Scientists first encountered this when developing quantum physics to explain phenomena in the microcosm. Our consciousness, shaped by the struggle for existence, is not adapted to understand the phenomena it hasn't encountered, as they didn't affect observable life on the scale of human perception (cosmos, submicrocosm, vacuum, etc.). To overcome these anthropomorphic limitations, we need to create an overlay, which is artificial intelligence. Once we understand the nature of consciousness and equip machines with this capability, the problem will be solved.

— Does this concept have room for a Creator who created this world?

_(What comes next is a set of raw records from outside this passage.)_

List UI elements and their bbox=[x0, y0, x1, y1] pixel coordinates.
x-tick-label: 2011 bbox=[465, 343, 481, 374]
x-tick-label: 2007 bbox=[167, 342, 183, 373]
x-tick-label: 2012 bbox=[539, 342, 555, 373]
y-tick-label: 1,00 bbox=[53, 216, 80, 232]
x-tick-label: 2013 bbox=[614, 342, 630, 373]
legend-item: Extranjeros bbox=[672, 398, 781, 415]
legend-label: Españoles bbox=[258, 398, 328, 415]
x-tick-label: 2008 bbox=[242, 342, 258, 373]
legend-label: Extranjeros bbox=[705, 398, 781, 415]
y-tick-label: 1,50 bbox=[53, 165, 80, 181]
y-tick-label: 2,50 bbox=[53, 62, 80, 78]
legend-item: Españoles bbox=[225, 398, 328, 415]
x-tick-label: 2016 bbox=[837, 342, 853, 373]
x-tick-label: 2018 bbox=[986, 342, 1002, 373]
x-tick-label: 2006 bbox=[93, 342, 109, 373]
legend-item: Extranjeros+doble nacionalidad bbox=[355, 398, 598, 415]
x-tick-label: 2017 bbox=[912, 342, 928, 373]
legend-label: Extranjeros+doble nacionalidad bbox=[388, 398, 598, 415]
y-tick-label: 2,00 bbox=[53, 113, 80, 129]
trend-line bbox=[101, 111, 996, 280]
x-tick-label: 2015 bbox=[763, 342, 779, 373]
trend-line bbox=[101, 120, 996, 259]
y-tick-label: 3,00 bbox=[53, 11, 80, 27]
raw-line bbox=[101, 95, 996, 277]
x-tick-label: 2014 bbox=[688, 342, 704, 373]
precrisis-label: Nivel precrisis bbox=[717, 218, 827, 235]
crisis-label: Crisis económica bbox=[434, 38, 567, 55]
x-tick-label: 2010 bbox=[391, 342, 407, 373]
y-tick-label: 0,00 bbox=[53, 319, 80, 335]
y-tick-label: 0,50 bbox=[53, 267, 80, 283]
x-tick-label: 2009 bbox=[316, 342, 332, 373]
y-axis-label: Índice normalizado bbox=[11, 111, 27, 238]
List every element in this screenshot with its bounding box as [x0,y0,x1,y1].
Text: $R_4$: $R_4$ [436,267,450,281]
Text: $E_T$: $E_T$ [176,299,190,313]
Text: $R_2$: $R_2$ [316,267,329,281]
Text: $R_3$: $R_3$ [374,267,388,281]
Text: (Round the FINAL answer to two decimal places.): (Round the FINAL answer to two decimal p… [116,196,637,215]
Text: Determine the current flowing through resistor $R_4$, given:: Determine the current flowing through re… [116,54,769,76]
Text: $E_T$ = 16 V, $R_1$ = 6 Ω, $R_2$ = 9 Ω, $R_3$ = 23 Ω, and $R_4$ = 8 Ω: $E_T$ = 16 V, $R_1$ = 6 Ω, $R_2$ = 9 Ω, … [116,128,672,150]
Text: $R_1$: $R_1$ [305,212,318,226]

— Undoubtedly. We certainly didn't create it. By the way, "created" is also an anthropomorphism. The world is a given. Hegel believed it to be a kind of "spirit," a universal mind that was always there but existed in different forms. Nowadays, it's trendy to view the world as a giant computer operating with some excitations of vacuum, elementary particles. We are touching on deep philosophical issues that are better discussed with experts, but I don't see any of them here. Conferences on the origin of life and chiral asymmetry attract many people with mostly surreal hypotheses, but because it's impossible to verify them, they are all considered valid. So when discussing such matters, one can afford to be irresponsible.